Etwas Unterhaltung, kaum Erkenntnis: „3 Tage Leben“ (ZDF, 19.30 Uhr) unterzieht Politiker einem Alltagstest

Wenn die eine Weisheit stimmt, die Marc Conrad der Fernsehwelt noch hinter die Ohren schrieb, bevor er als RTL-Chef gefeuert wurde, wenn also Politik der neue Sex ist, dann regen sich beim ZDF in letzter Zeit deutlich Frühlingsgefühle. Mit den verschiedensten Stilmitteln und Formaten, vom neuartigen Doku-Fiction-Talk „Tag X“ bis zur Parteifamilienserie „Kanzleramt“ versucht der Mainzer Sender zurzeit, das System Politik für seine Zuschauer aufzubereiten. Das Ziel scheint klar zu sein: Transparenz schaffen, Zusammenhänge erklären, Inhalte vermitteln. Und natürlich sind das alles Aufgaben, die ein öffentlich-rechtlicher Sender nicht ernst genug nehmen kann. Schaut man sich aber Sendungen wie die neue Doku-Soap „3 Tage Leben – Der Alltagstest für Politiker“ an, muss man sich fragen, ob beim ZDF nicht vielleicht die Hormone durchgedreht sind.

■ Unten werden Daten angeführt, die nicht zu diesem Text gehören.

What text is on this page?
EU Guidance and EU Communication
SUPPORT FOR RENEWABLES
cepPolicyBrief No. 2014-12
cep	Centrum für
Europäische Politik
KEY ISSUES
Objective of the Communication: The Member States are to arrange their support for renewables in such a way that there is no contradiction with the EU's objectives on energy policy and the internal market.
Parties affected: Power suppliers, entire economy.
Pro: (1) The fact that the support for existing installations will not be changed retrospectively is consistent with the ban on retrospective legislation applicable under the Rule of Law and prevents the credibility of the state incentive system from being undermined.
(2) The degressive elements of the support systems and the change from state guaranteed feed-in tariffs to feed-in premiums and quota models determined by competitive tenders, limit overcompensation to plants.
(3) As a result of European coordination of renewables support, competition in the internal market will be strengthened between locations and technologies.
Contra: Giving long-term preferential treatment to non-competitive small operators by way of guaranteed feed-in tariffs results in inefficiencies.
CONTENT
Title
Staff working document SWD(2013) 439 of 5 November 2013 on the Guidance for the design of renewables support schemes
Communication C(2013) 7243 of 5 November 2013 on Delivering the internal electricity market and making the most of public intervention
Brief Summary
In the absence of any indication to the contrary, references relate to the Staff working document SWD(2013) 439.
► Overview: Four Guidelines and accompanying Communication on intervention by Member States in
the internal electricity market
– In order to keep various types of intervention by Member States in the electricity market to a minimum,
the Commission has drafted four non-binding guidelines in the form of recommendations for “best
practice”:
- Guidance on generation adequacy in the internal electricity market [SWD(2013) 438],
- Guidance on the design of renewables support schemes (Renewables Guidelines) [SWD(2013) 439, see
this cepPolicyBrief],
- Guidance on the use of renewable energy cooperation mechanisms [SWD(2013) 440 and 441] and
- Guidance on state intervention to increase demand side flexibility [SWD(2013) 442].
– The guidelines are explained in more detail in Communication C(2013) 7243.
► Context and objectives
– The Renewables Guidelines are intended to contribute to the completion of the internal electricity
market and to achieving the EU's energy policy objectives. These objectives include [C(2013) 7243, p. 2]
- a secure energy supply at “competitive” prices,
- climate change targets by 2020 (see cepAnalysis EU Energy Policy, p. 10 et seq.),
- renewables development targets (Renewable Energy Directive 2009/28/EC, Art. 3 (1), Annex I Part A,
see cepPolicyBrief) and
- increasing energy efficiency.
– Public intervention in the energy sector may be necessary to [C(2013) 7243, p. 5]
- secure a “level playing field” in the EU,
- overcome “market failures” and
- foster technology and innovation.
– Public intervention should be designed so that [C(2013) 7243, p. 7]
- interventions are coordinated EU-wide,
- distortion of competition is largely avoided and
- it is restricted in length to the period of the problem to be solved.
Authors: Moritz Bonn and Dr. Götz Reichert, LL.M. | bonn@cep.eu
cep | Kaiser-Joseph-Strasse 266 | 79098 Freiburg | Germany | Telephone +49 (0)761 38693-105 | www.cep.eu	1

Zwei Fragen stehen am Anfang von „3 Tage Leben“: Haben Politiker die Bodenhaftung verloren? Kennen sie die Lebensumstände ihrer Wählerinnen und Wähler überhaupt noch? Der ZDF-Alltagstest will die geprüften Politiker Jürgen Rüttgers (CDU), Antje Hermenau (Grüne) und Ute Vogt (SPD) zum lebenspraktischen Offenbarungseid bringen. In ihnen völlig fremden Familien und Berufen sollen sie drei Tage beweisen, dass sie jederzeit das Leben ihrer Wähler meistern können. Doch mit irgendeiner politischen Erkenntnis aus dieser Operation am lebenden Volk wurde nichts: „3 Tage Leben“ ist eine semiamüsante Doku-Soap geworden, die – wie etwa der RTL2-„Frauentausch“ – ihren Unterhaltungswert vor allem aus der Versuchsanordnung bezieht, die Protagonisten in ungewohnte Lebensumstände zu befördern.

In der ersten Folge kickt Jürgen Rüttgers, Vorsitzender der NRW-CDU, fröhlich einen Tennisball über den Parkplatz vorm Lidl. Er ist in Begleitung der fünf Kinder von Anke Post. Für drei Tage soll er die allein erziehende Hauptschullehrerin als Familienoberhaupt ersetzen. Wie er sich bei so vielen Kindern mit so wenig Geld schlägt – das ist der „Alltagstest“, dem sich der Landespolitiker unterzieht. Oder böse gesagt: der Wahlwerbespot, den das Zweite Rüttgers spendiert. Denn dass das ZDF dem CDU-Spitzenkandidaten knapp zwei Monate vor den Landtagswahlen in NRW die Möglichkeit bietet, sich als patenter Familien- und damit eigentlich auch als Landesvater zu präsentieren, ist mehr als fragwürdig. „Wir wollten das Format schon deutlich früher zeigen“, sagt Bettina Schausten, Leiterin der Hauptredaktion Innenpolitik, dazu.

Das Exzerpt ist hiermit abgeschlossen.